Pagi itu hangatnya matahari menerobos jendela kaca. Mbak Ras memandikan Adimas, lalu memakaikan popok sambil berdendang. Sebaliknya Neng tampak kesal. Si perawat berkulit hitam manis itu sedang mengisi botol susu formula. Ia memandang sinis ke arah Adimas dan dua orang sukarelawan yang tertawa-tawa meriah.
"Mbak Ras...bayi dari mana lagi tu mbak..?” tanya Neng dengan nada ketus. Mbak Ras hanya menggeleng, tidak menanggapi sikap si gadis kurus yang ceriwis itu. "Bayi itu anak siapa sih....huuuff... seenaknya saja membuangnya kesini..."
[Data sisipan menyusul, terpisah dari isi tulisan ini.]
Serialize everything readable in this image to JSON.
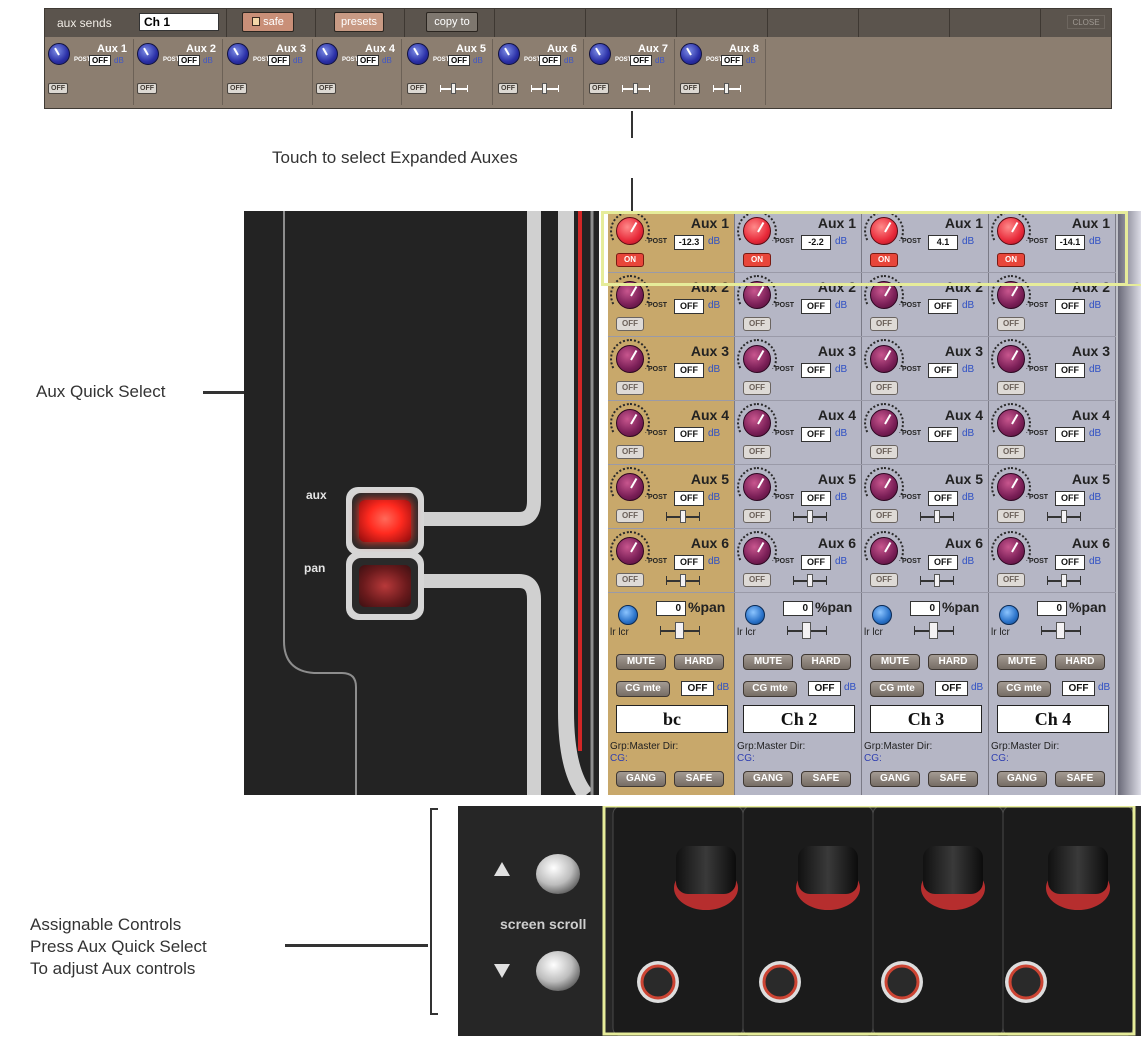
{
  "aux_panel": {
    "title": "aux sends",
    "channel_field": "Ch 1",
    "safe_label": "safe",
    "presets_label": "presets",
    "copy_to_label": "copy to",
    "close_label": "CLOSE",
    "post_label": "POST",
    "db_label": "dB",
    "auxes": [
      {
        "name": "Aux 1",
        "value": "OFF",
        "state": "OFF",
        "fader": false
      },
      {
        "name": "Aux 2",
        "value": "OFF",
        "state": "OFF",
        "fader": false
      },
      {
        "name": "Aux 3",
        "value": "OFF",
        "state": "OFF",
        "fader": false
      },
      {
        "name": "Aux 4",
        "value": "OFF",
        "state": "OFF",
        "fader": false
      },
      {
        "name": "Aux 5",
        "value": "OFF",
        "state": "OFF",
        "fader": true
      },
      {
        "name": "Aux 6",
        "value": "OFF",
        "state": "OFF",
        "fader": true
      },
      {
        "name": "Aux 7",
        "value": "OFF",
        "state": "OFF",
        "fader": true
      },
      {
        "name": "Aux 8",
        "value": "OFF",
        "state": "OFF",
        "fader": true
      }
    ]
  },
  "callouts": {
    "expanded": "Touch to select Expanded Auxes",
    "quick_select": "Aux Quick Select",
    "assign_line1": "Assignable Controls",
    "assign_line2": "Press Aux Quick Select",
    "assign_line3": "To adjust Aux controls"
  },
  "left_photo": {
    "aux_button_label": "aux",
    "pan_button_label": "pan"
  },
  "channel_screen": {
    "post_label": "POST",
    "db_label": "dB",
    "pan_label": "%pan",
    "lr_label": "lr  lcr",
    "mute_label": "MUTE",
    "hard_label": "HARD",
    "cg_mute_label": "CG mte",
    "gang_label": "GANG",
    "safe_label": "SAFE",
    "grp_label": "Grp:Master  Dir:",
    "cg_label": "CG:",
    "strips": [
      {
        "name": "bc",
        "selected": true,
        "pan_value": "0",
        "cg_value": "OFF",
        "auxes": [
          {
            "name": "Aux 1",
            "value": "-12.3",
            "state": "ON",
            "fader": false
          },
          {
            "name": "Aux 2",
            "value": "OFF",
            "state": "OFF",
            "fader": false
          },
          {
            "name": "Aux 3",
            "value": "OFF",
            "state": "OFF",
            "fader": false
          },
          {
            "name": "Aux 4",
            "value": "OFF",
            "state": "OFF",
            "fader": false
          },
          {
            "name": "Aux 5",
            "value": "OFF",
            "state": "OFF",
            "fader": true
          },
          {
            "name": "Aux 6",
            "value": "OFF",
            "state": "OFF",
            "fader": true
          }
        ]
      },
      {
        "name": "Ch 2",
        "selected": false,
        "pan_value": "0",
        "cg_value": "OFF",
        "auxes": [
          {
            "name": "Aux 1",
            "value": "-2.2",
            "state": "ON",
            "fader": false
          },
          {
            "name": "Aux 2",
            "value": "OFF",
            "state": "OFF",
            "fader": false
          },
          {
            "name": "Aux 3",
            "value": "OFF",
            "state": "OFF",
            "fader": false
          },
          {
            "name": "Aux 4",
            "value": "OFF",
            "state": "OFF",
            "fader": false
          },
          {
            "name": "Aux 5",
            "value": "OFF",
            "state": "OFF",
            "fader": true
          },
          {
            "name": "Aux 6",
            "value": "OFF",
            "state": "OFF",
            "fader": true
          }
        ]
      },
      {
        "name": "Ch 3",
        "selected": false,
        "pan_value": "0",
        "cg_value": "OFF",
        "auxes": [
          {
            "name": "Aux 1",
            "value": "4.1",
            "state": "ON",
            "fader": false
          },
          {
            "name": "Aux 2",
            "value": "OFF",
            "state": "OFF",
            "fader": false
          },
          {
            "name": "Aux 3",
            "value": "OFF",
            "state": "OFF",
            "fader": false
          },
          {
            "name": "Aux 4",
            "value": "OFF",
            "state": "OFF",
            "fader": false
          },
          {
            "name": "Aux 5",
            "value": "OFF",
            "state": "OFF",
            "fader": true
          },
          {
            "name": "Aux 6",
            "value": "OFF",
            "state": "OFF",
            "fader": true
          }
        ]
      },
      {
        "name": "Ch 4",
        "selected": false,
        "pan_value": "0",
        "cg_value": "OFF",
        "auxes": [
          {
            "name": "Aux 1",
            "value": "-14.1",
            "state": "ON",
            "fader": false
          },
          {
            "name": "Aux 2",
            "value": "OFF",
            "state": "OFF",
            "fader": false
          },
          {
            "name": "Aux 3",
            "value": "OFF",
            "state": "OFF",
            "fader": false
          },
          {
            "name": "Aux 4",
            "value": "OFF",
            "state": "OFF",
            "fader": false
          },
          {
            "name": "Aux 5",
            "value": "OFF",
            "state": "OFF",
            "fader": true
          },
          {
            "name": "Aux 6",
            "value": "OFF",
            "state": "OFF",
            "fader": true
          }
        ]
      }
    ]
  },
  "bottom_photo": {
    "scroll_label": "screen scroll"
  },
  "colors": {
    "highlight": "#e6ec9a",
    "selected_strip": "#c8a86b",
    "normal_strip": "#b5b6c5",
    "on_button": "#e8463a"
  }
}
Tidak puas dengan sikap Mbak Ras, Neng bangkit dengan menggendong salah satu bayi dan pergi ke ruang kerja Bu Salina.
"Maaf saya pingin tahu, Bu, bayi yang baru itu berasal dari mana? Saya penasaran sekali. Ia anak siapa? ” Neng bertanya dengan nada sinis .
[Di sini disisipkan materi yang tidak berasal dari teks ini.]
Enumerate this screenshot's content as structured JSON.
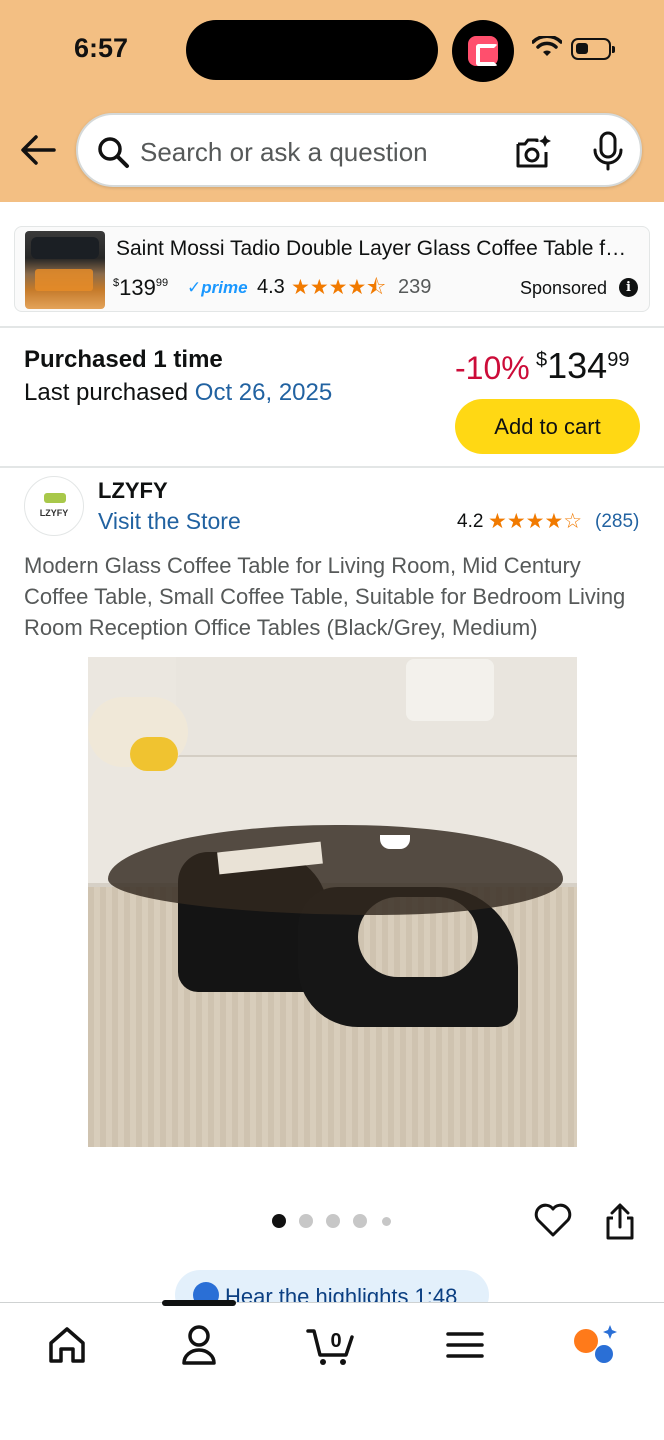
{
  "status_bar": {
    "time": "6:57"
  },
  "search": {
    "placeholder": "Search or ask a question"
  },
  "ad": {
    "title": "Saint Mossi Tadio Double Layer Glass Coffee Table for...",
    "price_currency": "$",
    "price_whole": "139",
    "price_cents": "99",
    "prime_label": "prime",
    "rating": "4.3",
    "stars": "★★★★⯪",
    "review_count": "239",
    "sponsored_label": "Sponsored"
  },
  "purchase": {
    "title": "Purchased 1 time",
    "last_label": "Last purchased",
    "last_date": "Oct 26, 2025",
    "discount": "-10%",
    "price_currency": "$",
    "price_whole": "134",
    "price_cents": "99",
    "add_to_cart_label": "Add to cart"
  },
  "brand": {
    "logo_text": "LZYFY",
    "name": "LZYFY",
    "visit_store_label": "Visit the Store",
    "rating": "4.2",
    "stars": "★★★★☆",
    "review_count": "(285)"
  },
  "product": {
    "title": "Modern Glass Coffee Table for Living Room, Mid Century Coffee Table, Small Coffee Table, Suitable for Bedroom Living Room Reception Office Tables (Black/Grey, Medium)",
    "image_count": 5,
    "active_image_index": 0
  },
  "highlights": {
    "label": "Hear the highlights 1:48"
  },
  "bottom_nav": {
    "items": [
      "home-icon",
      "account-icon",
      "cart-icon",
      "menu-icon",
      "rufus-ai-icon"
    ],
    "cart_count": "0"
  },
  "colors": {
    "header_bg": "#f3bf83",
    "add_to_cart_bg": "#ffd814",
    "link_blue": "#2162a1",
    "discount_red": "#cc0c39",
    "star_orange": "#f17a00"
  }
}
Bu Salina tersenyum, tidak menanggapi pertanyaan itu. “Ibu tidak tahu apa masalahmu. Tapi kalau sikapmu tidak berubah, rasanya kamu tidak cocok lagi bekerja di sini. . . . .”
***
Kejadian pagi tadi masih membekas di hati Neng. Dia merasa kesal dengan Bu Salina yang tidak mau menjawab satupun pertanyaan yang diajukannya mengenai asal usul orangtua si bayi merah. Pikiran buntunya sudah memilih jalan untuk minggat dari Roemah, malam ini. Neng tampak sibuk melipat pakaian, menyusunnya ke dalam koper. Bu Salina mendapat laporan dari Ras mengenai niat Neng untuk meninggalkan Roemah Boenda.
***
Ibu Salina tidak menyalahkan pendirian Neng, karena dulu ia juga bersikap seperti itu. Dulu sekali sebelum sesuatu menimpa dirinya.
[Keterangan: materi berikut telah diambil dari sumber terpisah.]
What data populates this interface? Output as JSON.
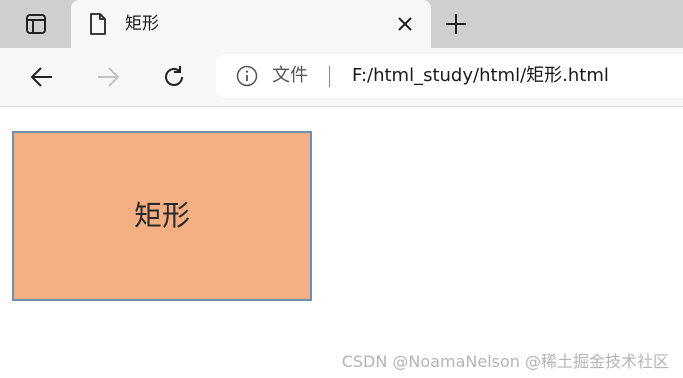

Ibu Salina menjelaskan: “Meski tidak lengkap, ibu punya mencatat setiap bayi yang dititipkan di sini. Cerita duka dan aib biarlah tertinggal di masa lalu. Namun si bayi perlu akte kelahiran, riwayat kesehatan, dan sekelumit cerita mengapa ia terdampar di sini.. . . . .!” ucap Bu Salina sambil memegang sebuah buku tulis besar.
Mbak Ras mengangguk. Neng tertunduk. Entah pikiran apa saja yang berkecamuk di kepalanya.